How accurately do the SoundSoup Apps calculate sound entering the room?
For sound entering from outside the room, both SoundSoup-Free and SoundSoup-Pro’s simulations are based on laboratory measured sound transmission loss values. The audio filters used match the transmission loss values at all sound frequencies, generally to within 2 decibels, with occasional differences of up to 5 decibels at some specific frequencies. The overall loudness of sound entering the room will correspond to the loudness predicted from the data to within 1 decibel (given a good reproduction system). This accuracy is sufficient for quite realistic audio simulations.
However, just because a wall, ceiling or floor construction gives certain results in a laboratory doesn’t mean it will do so in your room. The performance depends on factors such as quality of workmanship, and the presence of sound paths other than directly through the building element. The SoundSoup Apps give a “best case” simulation, assuming the building element performs as well as it can.
How accurately do the SoundSoup Apps simulate the reverberation of sound in the room?
Sounds created in a room, or sound that has entered the room through a building element, is reflected around the room and absorbed by the materials used as finishes on the walls, ceiling and floor, as well as by room contents. The details of this process are very complicated.
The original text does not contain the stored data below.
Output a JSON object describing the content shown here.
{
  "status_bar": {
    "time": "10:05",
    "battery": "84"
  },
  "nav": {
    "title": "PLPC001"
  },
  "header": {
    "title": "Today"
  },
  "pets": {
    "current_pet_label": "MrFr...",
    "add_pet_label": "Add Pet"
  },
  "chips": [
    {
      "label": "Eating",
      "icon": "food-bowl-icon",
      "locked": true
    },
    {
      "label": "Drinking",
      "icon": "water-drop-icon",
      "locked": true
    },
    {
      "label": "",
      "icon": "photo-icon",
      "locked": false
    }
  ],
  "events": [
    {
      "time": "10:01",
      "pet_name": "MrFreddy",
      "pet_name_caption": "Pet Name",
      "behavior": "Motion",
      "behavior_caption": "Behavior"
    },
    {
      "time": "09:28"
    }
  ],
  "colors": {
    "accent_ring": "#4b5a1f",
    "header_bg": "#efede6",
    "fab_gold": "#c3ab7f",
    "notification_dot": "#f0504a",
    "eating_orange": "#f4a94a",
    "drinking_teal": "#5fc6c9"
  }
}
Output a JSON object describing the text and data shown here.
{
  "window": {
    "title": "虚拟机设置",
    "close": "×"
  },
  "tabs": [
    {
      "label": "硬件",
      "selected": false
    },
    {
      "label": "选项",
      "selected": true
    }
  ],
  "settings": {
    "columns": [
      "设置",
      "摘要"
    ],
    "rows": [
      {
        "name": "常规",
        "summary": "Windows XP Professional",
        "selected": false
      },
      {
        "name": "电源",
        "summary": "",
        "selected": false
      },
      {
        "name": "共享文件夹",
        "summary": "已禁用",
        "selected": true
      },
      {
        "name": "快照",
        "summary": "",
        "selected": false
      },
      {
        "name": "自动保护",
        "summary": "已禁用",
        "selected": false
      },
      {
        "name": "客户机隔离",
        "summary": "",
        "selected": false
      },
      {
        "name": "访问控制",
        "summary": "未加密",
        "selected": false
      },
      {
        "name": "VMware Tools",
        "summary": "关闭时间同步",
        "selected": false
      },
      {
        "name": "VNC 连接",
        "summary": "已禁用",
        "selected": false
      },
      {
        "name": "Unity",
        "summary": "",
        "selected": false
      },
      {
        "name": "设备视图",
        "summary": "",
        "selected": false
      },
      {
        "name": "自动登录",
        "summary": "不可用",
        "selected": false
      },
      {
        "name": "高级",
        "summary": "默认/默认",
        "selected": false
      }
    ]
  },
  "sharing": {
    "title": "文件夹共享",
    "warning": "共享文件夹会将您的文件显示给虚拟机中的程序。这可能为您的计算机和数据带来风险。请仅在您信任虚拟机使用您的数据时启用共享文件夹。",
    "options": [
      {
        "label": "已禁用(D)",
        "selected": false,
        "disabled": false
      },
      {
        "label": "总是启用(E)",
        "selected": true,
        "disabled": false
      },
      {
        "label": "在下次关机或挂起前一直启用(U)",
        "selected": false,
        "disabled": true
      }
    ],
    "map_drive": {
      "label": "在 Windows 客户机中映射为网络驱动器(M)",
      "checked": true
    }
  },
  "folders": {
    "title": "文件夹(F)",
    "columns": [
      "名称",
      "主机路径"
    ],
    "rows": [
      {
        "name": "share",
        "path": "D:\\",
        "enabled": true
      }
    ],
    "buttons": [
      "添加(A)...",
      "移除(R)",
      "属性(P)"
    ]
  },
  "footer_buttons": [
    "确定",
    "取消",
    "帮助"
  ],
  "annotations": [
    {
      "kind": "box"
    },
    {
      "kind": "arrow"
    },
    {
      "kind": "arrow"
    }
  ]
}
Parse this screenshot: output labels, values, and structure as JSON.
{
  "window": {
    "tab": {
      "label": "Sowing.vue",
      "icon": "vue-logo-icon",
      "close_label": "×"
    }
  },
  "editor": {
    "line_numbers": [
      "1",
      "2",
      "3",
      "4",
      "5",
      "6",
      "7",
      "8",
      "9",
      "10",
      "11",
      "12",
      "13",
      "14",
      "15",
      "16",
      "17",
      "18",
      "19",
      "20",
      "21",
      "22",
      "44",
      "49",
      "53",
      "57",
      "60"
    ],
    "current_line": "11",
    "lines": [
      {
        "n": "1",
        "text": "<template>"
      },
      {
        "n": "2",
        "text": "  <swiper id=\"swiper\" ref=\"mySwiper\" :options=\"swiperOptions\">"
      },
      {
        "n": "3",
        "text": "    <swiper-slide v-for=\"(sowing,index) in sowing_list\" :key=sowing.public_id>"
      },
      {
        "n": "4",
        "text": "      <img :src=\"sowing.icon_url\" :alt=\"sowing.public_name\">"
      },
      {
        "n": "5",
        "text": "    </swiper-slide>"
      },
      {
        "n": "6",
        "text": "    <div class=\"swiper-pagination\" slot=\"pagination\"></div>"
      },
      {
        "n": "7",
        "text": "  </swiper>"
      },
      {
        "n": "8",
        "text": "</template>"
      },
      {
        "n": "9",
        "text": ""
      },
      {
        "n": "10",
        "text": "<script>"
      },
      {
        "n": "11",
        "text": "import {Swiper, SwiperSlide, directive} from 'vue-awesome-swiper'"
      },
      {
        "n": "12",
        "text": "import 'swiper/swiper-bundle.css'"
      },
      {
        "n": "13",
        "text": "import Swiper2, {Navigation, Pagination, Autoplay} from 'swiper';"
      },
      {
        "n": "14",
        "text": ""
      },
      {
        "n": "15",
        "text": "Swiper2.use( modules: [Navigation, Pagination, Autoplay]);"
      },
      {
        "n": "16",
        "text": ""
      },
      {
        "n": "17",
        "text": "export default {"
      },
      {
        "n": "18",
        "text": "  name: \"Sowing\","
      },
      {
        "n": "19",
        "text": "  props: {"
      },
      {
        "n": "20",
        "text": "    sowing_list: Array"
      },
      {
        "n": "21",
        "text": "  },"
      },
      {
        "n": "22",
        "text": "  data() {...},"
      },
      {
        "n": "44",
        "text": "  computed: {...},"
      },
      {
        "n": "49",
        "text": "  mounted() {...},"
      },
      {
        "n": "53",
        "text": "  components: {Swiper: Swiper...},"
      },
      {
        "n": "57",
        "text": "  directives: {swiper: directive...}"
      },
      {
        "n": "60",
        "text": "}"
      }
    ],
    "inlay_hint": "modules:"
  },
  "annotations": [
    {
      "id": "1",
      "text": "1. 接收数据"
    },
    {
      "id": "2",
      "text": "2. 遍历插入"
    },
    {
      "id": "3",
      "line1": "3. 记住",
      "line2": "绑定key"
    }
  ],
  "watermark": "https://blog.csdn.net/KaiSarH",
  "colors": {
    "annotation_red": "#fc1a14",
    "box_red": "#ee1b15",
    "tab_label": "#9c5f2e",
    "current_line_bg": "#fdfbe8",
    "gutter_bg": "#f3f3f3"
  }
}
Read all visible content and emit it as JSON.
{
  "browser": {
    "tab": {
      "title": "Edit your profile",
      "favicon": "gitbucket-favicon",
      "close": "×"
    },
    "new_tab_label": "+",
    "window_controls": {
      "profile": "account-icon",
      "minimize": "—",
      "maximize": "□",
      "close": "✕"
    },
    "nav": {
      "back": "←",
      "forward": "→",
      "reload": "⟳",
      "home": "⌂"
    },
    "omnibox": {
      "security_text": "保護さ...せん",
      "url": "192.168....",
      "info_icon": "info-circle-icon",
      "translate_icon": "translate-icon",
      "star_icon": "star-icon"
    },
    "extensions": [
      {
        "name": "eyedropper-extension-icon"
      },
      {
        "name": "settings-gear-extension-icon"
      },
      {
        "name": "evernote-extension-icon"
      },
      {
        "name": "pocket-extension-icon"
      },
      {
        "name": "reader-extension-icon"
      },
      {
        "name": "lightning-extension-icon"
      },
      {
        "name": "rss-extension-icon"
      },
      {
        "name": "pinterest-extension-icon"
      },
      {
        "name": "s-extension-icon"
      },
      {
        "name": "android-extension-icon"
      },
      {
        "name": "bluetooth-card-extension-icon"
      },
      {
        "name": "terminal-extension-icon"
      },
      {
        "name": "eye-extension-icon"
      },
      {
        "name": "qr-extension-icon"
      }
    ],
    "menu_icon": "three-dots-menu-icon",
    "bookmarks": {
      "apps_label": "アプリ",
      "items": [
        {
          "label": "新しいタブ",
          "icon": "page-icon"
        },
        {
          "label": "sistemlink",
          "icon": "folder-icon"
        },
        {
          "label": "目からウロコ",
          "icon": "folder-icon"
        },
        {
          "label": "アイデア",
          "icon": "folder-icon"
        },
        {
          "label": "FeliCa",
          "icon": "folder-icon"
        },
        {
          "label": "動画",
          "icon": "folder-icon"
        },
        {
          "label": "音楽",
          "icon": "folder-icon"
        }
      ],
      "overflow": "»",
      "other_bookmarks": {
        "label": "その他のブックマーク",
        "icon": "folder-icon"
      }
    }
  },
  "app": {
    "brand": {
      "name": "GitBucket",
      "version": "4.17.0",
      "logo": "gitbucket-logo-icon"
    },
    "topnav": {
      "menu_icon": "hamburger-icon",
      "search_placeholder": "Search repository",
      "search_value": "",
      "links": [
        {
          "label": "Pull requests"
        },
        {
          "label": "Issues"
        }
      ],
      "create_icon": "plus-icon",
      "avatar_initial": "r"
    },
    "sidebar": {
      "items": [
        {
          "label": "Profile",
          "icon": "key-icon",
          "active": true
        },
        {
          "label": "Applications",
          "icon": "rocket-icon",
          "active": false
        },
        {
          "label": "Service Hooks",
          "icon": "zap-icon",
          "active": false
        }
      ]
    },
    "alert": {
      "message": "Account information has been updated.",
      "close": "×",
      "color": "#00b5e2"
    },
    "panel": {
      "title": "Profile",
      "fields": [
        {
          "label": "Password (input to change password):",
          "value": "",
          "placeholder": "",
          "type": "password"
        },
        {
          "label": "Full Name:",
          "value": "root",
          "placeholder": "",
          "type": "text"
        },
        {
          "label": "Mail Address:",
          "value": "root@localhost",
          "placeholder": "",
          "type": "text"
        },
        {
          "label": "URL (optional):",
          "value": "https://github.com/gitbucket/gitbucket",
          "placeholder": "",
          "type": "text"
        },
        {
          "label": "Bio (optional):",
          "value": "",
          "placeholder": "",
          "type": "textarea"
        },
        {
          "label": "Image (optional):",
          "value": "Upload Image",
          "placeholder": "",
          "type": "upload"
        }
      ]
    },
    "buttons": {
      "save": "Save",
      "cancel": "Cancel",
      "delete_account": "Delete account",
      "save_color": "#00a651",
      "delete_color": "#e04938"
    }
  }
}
A really accurate simulation of reverberation requires sophisticated modelling software, as well as a detailed CAD model of the room, and cannot be performed in real time (certainly not on an iPad!).
SoundSoup-Free and SoundSoup-Pro use a simpler, but still useful, model in which reverberation is described by the Sabine Reverberation Time, which depends on the average properties of room finishes and contents. This is calculated at all frequencies, and reverberation is then modelled in software using a “feedback delay network”, with filters that ensure that the sound you hear has the correct Sabine Reverberation Time at all frequencies. Reverberating sound is then added to sound arriving directly from the source, which may depend on the distance from the source to the listener.
The overall effect is quite realistic, but specific characteristics of particular room shapes, for example, aren’t modelled. Don’t use SoundSoup-Free or SoundSoup-Pro to design your next concert hall, but for lecture theatres, lounge rooms, classrooms, restaurants, etc they can certainly be of great assistance to you.